The government is wanting to raise taxes but is doing so at a time when local councils are being hit by a rate cap. For some councils that is essentially a million dollars out of services and infrastructure — what hypocrisy. This policy of course will hit rural councils most of all, and the coalition just rolled over and let it happen. This is when the government is spending billions on new toll roads, a billion dollars for the Melbourne grand prix, promoting duck shooting and propping up VicForests.

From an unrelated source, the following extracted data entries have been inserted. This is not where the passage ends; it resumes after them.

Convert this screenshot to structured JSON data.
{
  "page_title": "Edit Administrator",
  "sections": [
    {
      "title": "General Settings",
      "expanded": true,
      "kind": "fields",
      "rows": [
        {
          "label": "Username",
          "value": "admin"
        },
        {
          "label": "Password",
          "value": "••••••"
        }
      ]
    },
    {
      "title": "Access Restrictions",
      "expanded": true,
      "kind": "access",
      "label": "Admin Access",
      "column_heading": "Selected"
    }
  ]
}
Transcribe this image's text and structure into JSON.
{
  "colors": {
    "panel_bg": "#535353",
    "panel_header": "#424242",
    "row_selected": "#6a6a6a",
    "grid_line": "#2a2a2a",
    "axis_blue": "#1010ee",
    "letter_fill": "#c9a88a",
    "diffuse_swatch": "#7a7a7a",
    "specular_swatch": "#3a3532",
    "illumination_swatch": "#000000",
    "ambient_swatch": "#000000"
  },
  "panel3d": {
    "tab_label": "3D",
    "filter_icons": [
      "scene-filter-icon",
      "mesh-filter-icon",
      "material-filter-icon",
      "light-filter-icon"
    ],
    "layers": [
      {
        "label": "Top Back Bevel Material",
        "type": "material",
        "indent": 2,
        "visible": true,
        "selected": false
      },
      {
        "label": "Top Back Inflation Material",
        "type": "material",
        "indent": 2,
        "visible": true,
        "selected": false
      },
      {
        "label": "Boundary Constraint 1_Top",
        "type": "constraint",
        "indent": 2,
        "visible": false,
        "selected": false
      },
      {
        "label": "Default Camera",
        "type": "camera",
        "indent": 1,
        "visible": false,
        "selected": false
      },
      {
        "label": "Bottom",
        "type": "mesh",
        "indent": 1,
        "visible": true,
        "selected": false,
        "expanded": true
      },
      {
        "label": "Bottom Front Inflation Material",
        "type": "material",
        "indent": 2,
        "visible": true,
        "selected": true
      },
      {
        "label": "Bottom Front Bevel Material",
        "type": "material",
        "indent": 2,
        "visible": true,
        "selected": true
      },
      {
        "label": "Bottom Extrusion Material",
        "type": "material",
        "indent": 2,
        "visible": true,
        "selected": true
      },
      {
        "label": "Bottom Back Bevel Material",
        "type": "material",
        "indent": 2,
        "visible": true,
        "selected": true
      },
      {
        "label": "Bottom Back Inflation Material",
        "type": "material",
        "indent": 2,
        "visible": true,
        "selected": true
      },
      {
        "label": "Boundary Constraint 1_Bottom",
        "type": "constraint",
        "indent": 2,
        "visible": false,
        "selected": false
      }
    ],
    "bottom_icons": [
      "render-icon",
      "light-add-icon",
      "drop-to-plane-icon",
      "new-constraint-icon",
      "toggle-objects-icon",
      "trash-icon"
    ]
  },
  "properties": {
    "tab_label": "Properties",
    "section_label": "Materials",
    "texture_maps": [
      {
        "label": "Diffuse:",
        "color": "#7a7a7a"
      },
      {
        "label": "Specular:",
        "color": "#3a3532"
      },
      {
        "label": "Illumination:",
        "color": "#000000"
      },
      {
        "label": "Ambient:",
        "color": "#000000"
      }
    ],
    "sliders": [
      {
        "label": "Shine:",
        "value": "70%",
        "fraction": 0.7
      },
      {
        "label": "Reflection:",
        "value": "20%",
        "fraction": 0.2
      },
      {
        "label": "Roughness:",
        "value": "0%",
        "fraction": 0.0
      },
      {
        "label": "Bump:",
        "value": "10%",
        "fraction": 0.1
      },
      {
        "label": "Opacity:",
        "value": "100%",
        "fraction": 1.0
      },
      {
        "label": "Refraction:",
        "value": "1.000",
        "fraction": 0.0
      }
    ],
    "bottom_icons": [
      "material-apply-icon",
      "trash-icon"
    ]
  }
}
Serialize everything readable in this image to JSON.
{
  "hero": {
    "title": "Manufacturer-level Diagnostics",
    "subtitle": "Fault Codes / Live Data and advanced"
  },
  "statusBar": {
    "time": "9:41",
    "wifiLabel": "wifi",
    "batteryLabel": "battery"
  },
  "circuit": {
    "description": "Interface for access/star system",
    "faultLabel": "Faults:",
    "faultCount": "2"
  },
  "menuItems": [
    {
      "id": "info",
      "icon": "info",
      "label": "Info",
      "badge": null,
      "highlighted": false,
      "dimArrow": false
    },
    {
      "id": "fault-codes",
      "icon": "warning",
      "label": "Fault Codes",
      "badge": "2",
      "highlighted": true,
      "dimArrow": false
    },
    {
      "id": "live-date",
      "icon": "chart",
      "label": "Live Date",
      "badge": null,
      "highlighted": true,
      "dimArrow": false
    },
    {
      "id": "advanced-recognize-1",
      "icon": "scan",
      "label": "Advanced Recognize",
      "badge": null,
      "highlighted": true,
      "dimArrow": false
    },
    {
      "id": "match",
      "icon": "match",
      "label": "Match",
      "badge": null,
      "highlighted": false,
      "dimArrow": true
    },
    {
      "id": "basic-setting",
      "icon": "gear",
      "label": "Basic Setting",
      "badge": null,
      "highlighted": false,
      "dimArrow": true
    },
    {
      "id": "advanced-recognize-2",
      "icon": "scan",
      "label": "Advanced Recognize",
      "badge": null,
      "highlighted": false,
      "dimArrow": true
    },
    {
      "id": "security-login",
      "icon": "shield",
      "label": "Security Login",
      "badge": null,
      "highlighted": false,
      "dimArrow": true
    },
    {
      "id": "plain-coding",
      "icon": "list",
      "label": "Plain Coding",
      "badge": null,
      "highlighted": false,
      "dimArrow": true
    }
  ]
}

To conclude, this budget is a missed opportunity to keep Victoria livable. We need to invest more in public transport to reduce overcrowding and traffic congestion. We need to plan to phase out coal and replace it with clean energy and new jobs. We need to create a great forest national park and ban plastic bags to prevent plastic pollution. We need to stand up to One Nation Islamophobia, not pander to it like the opposition. We need to change the Equal Opportunity Act so that all LGBTI Victorians are protected by the law from discrimination. We need to make sure that health and school funding goes to where it is needed most. We need to be investing in communities to reform our youth justice system and child protection system. We need to ensure that transparency, integrity, accountability are at the heart of all our decisions. With this budget the government has shown it is incapable of doing this. The Greens have a plan to make it happen.